Süleymaniye’de yapılan tören, tarihi önemde. Üstelik silah bırakanlar arasında en önde örgütün tepe yöneticilerinden Bese Hozat’ın bulunması da bir başka önemli nokta. Şimdi gözler iktidarda. 12 Eylül yasalarını derinleştirerek, tavizsiz uygulayan bir iktidarın bugünkünden daha demokratik bir anayasayı gerçekten istediğine inanmak da kolay değil. Ancak barışmak, demokratik bir ülkeyi istemek ve kurmak da öyle
Türkiye, “tarihi anlar” ülkesidir.
Bu kadar sık ve çabuk unutan bir toplumun hafızasızlığının nedenlerinden biri de belki bu kadar çok tarihi ana tanıklık etmesinden kaynaklanıyordur.

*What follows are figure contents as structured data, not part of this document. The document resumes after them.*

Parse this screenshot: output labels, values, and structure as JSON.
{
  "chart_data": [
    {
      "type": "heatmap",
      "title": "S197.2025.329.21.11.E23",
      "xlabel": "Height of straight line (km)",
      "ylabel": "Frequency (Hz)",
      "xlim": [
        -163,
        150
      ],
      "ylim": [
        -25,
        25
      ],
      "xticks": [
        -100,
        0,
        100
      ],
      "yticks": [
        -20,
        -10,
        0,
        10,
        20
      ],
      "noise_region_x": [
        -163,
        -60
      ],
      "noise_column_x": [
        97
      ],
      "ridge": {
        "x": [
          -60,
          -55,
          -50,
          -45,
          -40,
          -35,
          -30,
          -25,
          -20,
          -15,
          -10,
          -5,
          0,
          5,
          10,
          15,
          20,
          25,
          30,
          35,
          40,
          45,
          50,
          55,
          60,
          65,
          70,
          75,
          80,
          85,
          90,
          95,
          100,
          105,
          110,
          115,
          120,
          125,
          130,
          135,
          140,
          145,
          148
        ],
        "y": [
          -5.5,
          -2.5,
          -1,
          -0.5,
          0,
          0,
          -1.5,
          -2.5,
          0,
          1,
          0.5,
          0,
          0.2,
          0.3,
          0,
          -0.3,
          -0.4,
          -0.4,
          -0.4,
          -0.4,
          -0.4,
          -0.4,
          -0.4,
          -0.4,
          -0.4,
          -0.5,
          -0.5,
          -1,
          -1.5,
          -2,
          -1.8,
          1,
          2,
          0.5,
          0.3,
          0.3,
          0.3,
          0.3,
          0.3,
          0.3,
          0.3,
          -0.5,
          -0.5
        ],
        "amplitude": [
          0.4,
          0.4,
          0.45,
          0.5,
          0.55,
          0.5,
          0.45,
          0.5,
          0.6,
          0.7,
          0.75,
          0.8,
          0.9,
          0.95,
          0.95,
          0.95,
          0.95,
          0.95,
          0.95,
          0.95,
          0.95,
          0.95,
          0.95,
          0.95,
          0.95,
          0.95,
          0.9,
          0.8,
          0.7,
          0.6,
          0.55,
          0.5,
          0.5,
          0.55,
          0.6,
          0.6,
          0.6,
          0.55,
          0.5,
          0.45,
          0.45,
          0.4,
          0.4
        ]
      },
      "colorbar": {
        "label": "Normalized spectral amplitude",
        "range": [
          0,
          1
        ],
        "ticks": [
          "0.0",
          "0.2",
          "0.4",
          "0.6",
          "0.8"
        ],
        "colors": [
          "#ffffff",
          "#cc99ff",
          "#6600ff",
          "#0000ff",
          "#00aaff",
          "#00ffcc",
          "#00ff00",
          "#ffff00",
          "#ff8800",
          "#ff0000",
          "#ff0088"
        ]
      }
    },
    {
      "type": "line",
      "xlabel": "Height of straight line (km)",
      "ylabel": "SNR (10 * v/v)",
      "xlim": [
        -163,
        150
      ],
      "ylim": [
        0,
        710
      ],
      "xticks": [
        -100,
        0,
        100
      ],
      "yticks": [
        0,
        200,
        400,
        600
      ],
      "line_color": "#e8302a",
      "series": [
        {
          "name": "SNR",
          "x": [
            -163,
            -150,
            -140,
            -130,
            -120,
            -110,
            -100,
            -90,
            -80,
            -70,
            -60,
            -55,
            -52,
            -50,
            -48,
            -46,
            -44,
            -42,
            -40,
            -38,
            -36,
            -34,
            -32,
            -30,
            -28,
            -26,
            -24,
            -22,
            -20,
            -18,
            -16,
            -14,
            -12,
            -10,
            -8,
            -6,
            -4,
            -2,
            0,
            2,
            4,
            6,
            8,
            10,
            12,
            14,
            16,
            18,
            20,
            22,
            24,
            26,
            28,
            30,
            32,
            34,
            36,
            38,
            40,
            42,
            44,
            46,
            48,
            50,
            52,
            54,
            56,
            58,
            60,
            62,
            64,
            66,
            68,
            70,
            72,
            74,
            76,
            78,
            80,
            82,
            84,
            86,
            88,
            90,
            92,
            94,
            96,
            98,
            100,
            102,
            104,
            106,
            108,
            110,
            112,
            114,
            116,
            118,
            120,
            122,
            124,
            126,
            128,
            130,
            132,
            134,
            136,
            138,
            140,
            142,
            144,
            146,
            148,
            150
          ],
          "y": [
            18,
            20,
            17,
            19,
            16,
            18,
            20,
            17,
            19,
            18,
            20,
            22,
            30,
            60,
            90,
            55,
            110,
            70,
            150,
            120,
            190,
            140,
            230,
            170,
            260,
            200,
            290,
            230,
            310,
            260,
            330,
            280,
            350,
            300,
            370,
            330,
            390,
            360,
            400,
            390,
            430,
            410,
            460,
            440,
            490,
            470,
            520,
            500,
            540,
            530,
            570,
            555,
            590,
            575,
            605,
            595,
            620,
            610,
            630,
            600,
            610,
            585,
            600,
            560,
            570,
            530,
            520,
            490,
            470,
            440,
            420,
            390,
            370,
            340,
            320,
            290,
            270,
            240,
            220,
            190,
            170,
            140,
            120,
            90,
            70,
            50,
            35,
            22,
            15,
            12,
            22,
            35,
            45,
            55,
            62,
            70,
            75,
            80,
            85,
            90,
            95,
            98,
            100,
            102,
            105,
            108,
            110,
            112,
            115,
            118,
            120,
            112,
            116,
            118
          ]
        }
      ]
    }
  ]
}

Yine de neredeyse 50 yıldır, cumhuriyet tarihinin neredeyse yarısını çatışmalarla geçiren bir ülke için dün yaşanan görüntülerin “tarihi” olduğunun altını çizmek lazım.
PKK, 90’lı yıllardan itibaren defalarca “ateşkes” ilan etti, eylemsizlik kararı aldı… 7 Haziran seçimi ile biten çözüm süreci devam ederken, silahlı güçlerini sınır dışına çıkarma gibi adımları da attı.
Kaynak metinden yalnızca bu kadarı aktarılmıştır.